München (ots) - Nach dem Abgang von Oskar Lafontaine gilt Gregor Gysi als heimlicher Vorsitzender der Linken. Gysi will als Fraktionsvorsitzender im Bundestag beweisen, dass die Genossen regierungsfähig sind. Das sprechen ihnen SPD und Grüne immer wieder ab - zuletzt nach der Bundespräsidentenwahl, als DIE LINKE auch vor dem dritten Wahlgang keine Empfehlung für den rot-grünen Kandidaten Gauck abgeben wollte. Gysi hofft dennoch auf eine Annäherung, um mit einer schlagkräftigen Opposition Schwarz-Gelb ins Wanken zu bringen. Doch dazu müsste sich die Partei erst einmal ihrer eigenen Vergangenheit stellen: Noch immer ist die aus ostdeutscher PDS und westdeutscher WASG hervorgegangene Partei DIE LINKE gespalten. Es scheint: Die Genossen fremdeln, der Frust ist groß.

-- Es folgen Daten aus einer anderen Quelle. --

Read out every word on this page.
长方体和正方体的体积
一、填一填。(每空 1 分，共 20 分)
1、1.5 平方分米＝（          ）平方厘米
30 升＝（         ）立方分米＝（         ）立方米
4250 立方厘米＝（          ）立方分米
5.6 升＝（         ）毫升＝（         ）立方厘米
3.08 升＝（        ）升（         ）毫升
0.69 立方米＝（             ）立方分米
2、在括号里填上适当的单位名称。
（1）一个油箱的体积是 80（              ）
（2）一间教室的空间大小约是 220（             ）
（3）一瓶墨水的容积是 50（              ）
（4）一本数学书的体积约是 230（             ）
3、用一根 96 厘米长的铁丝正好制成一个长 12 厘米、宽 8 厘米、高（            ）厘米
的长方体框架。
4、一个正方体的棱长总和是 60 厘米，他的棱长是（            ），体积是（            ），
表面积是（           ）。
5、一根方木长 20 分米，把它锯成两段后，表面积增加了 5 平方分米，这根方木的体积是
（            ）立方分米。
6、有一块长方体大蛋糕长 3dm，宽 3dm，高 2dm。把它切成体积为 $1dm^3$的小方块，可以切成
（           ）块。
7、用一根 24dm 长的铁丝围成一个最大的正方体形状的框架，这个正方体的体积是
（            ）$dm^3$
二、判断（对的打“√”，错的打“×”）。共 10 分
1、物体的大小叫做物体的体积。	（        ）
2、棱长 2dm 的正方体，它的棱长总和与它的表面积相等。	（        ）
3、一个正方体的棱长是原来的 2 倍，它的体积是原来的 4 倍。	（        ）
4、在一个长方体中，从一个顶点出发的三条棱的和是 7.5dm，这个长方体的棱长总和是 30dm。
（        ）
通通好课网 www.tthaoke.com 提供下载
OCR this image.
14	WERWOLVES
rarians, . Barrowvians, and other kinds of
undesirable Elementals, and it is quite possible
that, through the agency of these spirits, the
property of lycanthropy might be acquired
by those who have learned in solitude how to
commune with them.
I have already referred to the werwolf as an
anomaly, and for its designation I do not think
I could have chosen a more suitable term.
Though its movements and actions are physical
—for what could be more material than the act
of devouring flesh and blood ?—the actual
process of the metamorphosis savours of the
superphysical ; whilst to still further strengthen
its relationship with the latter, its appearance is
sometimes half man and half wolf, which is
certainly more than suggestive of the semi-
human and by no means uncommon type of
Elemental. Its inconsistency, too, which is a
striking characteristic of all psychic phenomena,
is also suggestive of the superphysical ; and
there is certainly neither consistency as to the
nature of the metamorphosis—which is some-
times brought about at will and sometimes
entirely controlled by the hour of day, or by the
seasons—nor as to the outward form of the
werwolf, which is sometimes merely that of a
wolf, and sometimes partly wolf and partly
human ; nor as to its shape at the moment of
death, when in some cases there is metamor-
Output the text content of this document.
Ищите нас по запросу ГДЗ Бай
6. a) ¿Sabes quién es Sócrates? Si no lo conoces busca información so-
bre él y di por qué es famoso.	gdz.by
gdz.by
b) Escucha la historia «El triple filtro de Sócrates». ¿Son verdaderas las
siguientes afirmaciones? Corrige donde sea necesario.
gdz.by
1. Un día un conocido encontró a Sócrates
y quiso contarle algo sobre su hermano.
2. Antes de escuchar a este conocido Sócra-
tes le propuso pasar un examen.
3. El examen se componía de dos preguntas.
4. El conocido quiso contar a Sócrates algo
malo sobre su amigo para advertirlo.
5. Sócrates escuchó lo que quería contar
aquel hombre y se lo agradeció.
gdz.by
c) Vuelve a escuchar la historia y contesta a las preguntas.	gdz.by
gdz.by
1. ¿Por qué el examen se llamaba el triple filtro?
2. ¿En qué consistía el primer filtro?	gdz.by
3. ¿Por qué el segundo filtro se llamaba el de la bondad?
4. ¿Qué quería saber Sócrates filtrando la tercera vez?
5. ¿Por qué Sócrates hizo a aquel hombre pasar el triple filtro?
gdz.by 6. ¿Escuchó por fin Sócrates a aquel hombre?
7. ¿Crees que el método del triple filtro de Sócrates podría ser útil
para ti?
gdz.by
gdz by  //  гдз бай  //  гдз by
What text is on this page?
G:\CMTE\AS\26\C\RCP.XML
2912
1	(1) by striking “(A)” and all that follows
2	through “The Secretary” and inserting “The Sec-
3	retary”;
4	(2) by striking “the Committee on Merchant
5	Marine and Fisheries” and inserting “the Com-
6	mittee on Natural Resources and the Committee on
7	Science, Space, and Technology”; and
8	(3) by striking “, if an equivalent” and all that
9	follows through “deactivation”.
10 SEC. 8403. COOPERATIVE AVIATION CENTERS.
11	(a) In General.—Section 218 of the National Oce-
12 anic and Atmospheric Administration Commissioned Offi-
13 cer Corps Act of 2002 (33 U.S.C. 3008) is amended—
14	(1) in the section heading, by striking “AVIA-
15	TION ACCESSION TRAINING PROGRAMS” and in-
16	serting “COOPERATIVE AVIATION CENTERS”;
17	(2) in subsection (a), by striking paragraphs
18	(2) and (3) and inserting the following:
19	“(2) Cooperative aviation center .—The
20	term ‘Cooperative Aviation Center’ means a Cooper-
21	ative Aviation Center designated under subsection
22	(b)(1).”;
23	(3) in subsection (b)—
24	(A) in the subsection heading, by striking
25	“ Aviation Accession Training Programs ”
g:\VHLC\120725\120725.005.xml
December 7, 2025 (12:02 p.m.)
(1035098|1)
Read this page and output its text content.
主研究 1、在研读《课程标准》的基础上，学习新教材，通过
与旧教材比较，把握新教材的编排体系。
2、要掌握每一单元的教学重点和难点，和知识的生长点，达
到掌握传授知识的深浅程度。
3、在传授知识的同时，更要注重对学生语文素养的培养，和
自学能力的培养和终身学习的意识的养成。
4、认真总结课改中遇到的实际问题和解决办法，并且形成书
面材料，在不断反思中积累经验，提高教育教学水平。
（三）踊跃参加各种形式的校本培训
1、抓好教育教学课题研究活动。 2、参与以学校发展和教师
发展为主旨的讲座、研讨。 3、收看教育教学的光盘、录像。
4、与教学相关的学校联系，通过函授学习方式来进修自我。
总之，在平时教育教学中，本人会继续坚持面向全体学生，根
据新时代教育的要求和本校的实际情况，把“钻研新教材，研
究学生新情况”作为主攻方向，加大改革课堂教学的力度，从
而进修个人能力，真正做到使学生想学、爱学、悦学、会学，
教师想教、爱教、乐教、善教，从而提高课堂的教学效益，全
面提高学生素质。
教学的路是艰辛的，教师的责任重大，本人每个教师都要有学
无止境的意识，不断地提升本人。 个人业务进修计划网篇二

Kann man mit Fundamentalopposition Regierungsfähigkeit beweisen? Wie durchsetzungsfähig sind die Reformer in der Partei? Wo will DIE LINKE in ihrem neuen Parteiprogramm ihre Schwerpunkte setzen? Diese und andere Fragen, darunter auch bis zu drei Zuschauerfragen, stellen die Moderatoren Ulrich Deppendorf und Rainald Becker im "Bericht aus Berlin" dem Fraktionsvorsitzenden der Linken am Sonntag um 18.30 Uhr im Ersten.

Weitere Sendetermine der ARD-Sommerinterviews im "Bericht aus Berlin", sonntags, 18.30 Uhr im Ersten:

   25. Juli 2010: 		Claudia Roth (BÜNDNIS 90/DIE GRÜNEN)
   1.  August 2010: 	Horst Seehofer (CSU)
   8.  August 2010:	Sigmar Gabriel (SPD)
   22. August 2010: 	Guido Westerwelle (FDP)
   29. August 2010: 	Angela Merkel (CDU)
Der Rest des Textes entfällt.